Writing the code naively yields a compareTo() methods which could look like this:
public int compareTo(Object o) {
Query other = (Query) o;
int s1 = references.size();
int s2 = other.references.size();
if (s1 == s2) {
return 0;
}
return s1 - s2;
}
Doing so seems OK as equality and sorting are done on two separate fields, so far so good.
However, whenever is put in a TreeSet or a TreeMap, it is catastrophic: the implementation of these classes consider that if compareTo returns 0, then the elements are equal. In this case, it would mean that each object with identical number of references are indeed 'equal' objects, which is obviously not the case.
A better compareTo() method could be:
public int compareTo(Object o) {
Query other = (Query) o;
// important to match equals!!!
if (this.equals(other)) {
return 0;
}
int s1 = references.size();
int s2 = other.references.size();
if (s1 == s2) {
return -1; // not 0, they are NOT equal!
}
return s1 - s2;
}
Some collections will assume that if two objects follow obj1.compareTo(obj2) = 0 then obj1.equals(obj2) is also true. For example: sorted TreeSet.
Failing to meet this logic will result in an iconsistent collection. See:
Comparator and equals().
I have a TreeSet containing wrappers which store a Foo object at a certain position, defined like so:
class Wrapper implements Comparable<Wrapper> {
private final Foo foo;
private final Double position;
...
#Override boolean equals(Object o) {
...
if(o instanceof Wrapper)
return o.getFoo().equals(this.foo);
if(o instanceof Foo)
return o.equals(this.foo);
}
#Override public int compareTo(MarkerWithPosition o) {
return position.compareTo(o.getPosition());
}
}
NavigableSet<Wrapper> fooWrappers = new TreeSet<Wrapper>();
because I want my TreeSet to be ordered by position but searchable by foo.
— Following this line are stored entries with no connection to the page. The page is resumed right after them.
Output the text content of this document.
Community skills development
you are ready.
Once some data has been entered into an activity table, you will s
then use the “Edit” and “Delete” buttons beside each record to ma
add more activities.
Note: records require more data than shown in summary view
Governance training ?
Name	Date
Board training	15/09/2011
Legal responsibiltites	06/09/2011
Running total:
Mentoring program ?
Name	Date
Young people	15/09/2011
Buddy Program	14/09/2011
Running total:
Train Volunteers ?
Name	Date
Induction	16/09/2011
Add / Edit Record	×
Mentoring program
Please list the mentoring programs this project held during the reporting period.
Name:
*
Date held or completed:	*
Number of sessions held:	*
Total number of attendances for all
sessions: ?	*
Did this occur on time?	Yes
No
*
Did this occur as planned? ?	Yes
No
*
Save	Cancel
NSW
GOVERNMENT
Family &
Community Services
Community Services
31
But when I perform these operations:
Foo foo = new Foo(bar);
Wrapper fooWrapper = new Wrapper(foo, 1.0);
fooWrappers.add(fooWrapper);
fooWrapper.equals(new Wrapper(new Foo(bar), 1.0));
fooWrapper.equals(new Foo(bar));
fooWrappers.contains(fooWrapper);
fooWrappers.contains(new Wrapper(foo, 1.0));
fooWrappers.contains(new Wrapper(new Foo(bar), 1.0));
fooWrappers.contains(new Wrapper(foo, 2.0));
fooWrappers.contains(foo);
I get:
true
true
true
true
true
false
Exception in thread "main" java.lang.ClassCastException: org.gridqtl.Marker cannot be cast to java.lang.Comparable
at java.util.TreeMap.getEntry(TreeMap.java:325)
at java.util.TreeMap.containsKey(TreeMap.java:209)
at java.util.TreeSet.contains(TreeSet.java:217)
when I expecting them all to return true, so it seems like TreeSet.contains is not using my equals method as the API suggests. Is there another method I need to overwrite?
TreeSet is a Set implementation that does indeed use compareTo, as explained in the javadoc - emphasis mine:
Note that the ordering maintained by a set (whether or not an explicit comparator is provided) must be consistent with equals if it is to correctly implement the Set interface. (See Comparable or Comparator for a precise definition of consistent with equals.) This is so because the Set interface is defined in terms of the equals operation, but a TreeSet instance performs all element comparisons using its compareTo (or compare) method, so two elements that are deemed equal by this method are, from the standpoint of the set, equal. The behavior of a set is well-defined even if its ordering is inconsistent with equals; it just fails to obey the general contract of the Set interface.
TreeSet is an ordered set.
equals cannot give you ordering information, hence TreeSet has to use something else.
This 'something else' is Comparable interface, or its cousin Comparator interface.
Both interfaces provide an information about how to order 2 objects of a class.